Methylation calls and differential methylation analysis were conducted using the Methylkit R package version 1.4.1 [66]. Bases exhibiting coverage below 10× and exceeding the 99.9th percentile in each sample were excluded prior to the normalization of mean coverage. Methylation counts were conducted in 100 nt windows, utilizing a tiling step size of 100 nt. Differential methylation statistics among samples were computed using the default χ2 test. Differentially methylated regions (DMRs) exhibiting a methylation percentage change of 15 and a q-value of 0.05 or lower were selected for analysis.
GO analysis of the hypermethylated and hypomethylated DMRs was conducted utilizing the ClusterProfiler (v4.10.1) package, as previously described for the RNAseq data. The assignment of each DMR to features was conducted using the GenomicRanges v1.52.1 package [67], utilizing the previously described peach annotation file. The assignment of metabolic pathways for the homologous genes of Arabidopsis thaliana was conducted using the Araport11 X4 R1.0 pathway file, which includes MapMan bin mappings.

4.5. Code Availability

All code and supplementary files required to reproduce the findings of this study are available in the GitHub repository ncRNA-lab/Garrigues_grafting_omics.

5. Conclusions

From a molecular point of view, the whole-genome methylome data generated on peach in this report represent a continued commitment of the Prunus community to improve the availability of genetic resources for these economically valuable species.
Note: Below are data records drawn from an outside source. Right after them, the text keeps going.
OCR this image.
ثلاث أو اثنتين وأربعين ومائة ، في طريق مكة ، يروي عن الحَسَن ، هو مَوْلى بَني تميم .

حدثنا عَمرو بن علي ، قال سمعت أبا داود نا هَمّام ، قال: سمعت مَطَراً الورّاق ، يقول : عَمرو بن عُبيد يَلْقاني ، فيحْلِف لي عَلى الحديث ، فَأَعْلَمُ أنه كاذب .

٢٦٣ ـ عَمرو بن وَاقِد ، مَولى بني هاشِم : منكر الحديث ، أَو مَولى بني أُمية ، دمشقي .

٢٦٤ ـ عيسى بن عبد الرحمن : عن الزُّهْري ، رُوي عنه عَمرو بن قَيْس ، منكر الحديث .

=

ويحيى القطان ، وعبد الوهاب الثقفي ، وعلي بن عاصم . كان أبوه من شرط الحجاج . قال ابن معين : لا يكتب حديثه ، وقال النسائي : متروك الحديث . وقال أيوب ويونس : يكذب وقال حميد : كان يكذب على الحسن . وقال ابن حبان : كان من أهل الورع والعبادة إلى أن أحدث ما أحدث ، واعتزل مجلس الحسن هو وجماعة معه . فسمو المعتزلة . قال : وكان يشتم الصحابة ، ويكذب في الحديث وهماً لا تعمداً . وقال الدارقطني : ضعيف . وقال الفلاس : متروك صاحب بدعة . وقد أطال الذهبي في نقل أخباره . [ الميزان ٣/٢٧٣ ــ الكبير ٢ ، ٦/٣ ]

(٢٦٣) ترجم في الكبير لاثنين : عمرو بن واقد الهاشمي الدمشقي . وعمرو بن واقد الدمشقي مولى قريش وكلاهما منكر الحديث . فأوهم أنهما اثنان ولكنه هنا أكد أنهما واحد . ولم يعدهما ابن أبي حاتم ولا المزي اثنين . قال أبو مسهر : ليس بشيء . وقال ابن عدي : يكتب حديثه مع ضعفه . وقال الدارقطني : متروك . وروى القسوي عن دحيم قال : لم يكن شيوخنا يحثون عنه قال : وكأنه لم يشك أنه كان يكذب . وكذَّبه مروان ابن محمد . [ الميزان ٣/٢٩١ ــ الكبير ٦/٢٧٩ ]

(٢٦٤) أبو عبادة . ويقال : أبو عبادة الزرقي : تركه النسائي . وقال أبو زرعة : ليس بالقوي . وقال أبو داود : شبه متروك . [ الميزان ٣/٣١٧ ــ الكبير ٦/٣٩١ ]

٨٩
In addition, how epigenetic changes are triggered by grafting is of great interest for researchers and breeders working with fruit trees and some herbaceous crops, because it can help in understanding how a rootstock can control scion phenotype. The obtained results show that homo- and heterografting significantly altered the transcriptome and methylome of peach rootstocks, with these modifications being more pronounced during the early stages of scion development. On the other hand, these epigenetic modifications, among this DNA methylation, represent a potential mechanism that contributes to the regulation of gene expression. The development of the scion did not greatly affect DNA methylation patterns. These comparative methylome studies in grafted and ungrafted materials may contribute to increase knowledge about DNA methylation variants. From an applied point of view, the profiles of sRNAs were significantly more impacted when almonds were used as a scion as opposed to peaches, likely due to the transmission of PPV-unrelated viral sequences. This study suggests that the ‘Garrigues’ almond variety triggers a complex defense response in the peach rootstock, potentially involving the interplay of epigenetic modifications and small RNA-mediated priming of antiviral defenses, which ultimately may contribute to PPV resistance. ‘Garrigues’ almond grafting could thus be used as a natural vaccine against PPV in peach. This response appears to be specific between almond and peach.

Supplementary Materials

The following supporting information can be downloaded at: https://www.mdpi.com/article/10.3390/ijms26010248/s1.

Author Contributions

Conceptualization, P.M.-G. and M.R.; experimental assays, M.R.; data analysis, J.C.-S. and R.L.C.; data interpretation: J.C.-S., B.R., J.C.O., B.R., R.L.C., G.G.G., S.F.E., P.M.-G. and M.R.; writing—original draft preparation, J.C.-S. and R.L.C.; writing—review and editing, G.G.G., S.F.E., P.M.-G., P.J.M.-G. and M.R.; funding acquisition, P.M.-G. and M.R. All authors have read and agreed to the published version of the manuscript.

Funding

This study was supported by the projects “Epigenetic regulation of the resistance to Plum pox virus (sharka) induced in peach by almond grafting and its application as interstock (ALMOND4SHARKA)” and “Resistance to Plum pox virus Marcus-type isolate (sharka) in peach (RESHAPE)” from the Ministry of Science, Innovation and Universities (MICIN) (RTI2018-095556-B-I00 and PID2021-123764OB-I00). Work in Valencia was supported by grants PID2022-1393930B-I00 (G.G.G.) and PID2022-136912NB-I00 (S.F.E.) funded by MCIU/AEI/10.13039/501100011033 and by “ERDF a way of making Europe”, and by grants CIACIF/2021/279 (J.C-S.) CIDEGENT/2021/030 (R.L.C.) and CIPROM/2022/59 (S.F.E.) funded by Generalitat Valenciana.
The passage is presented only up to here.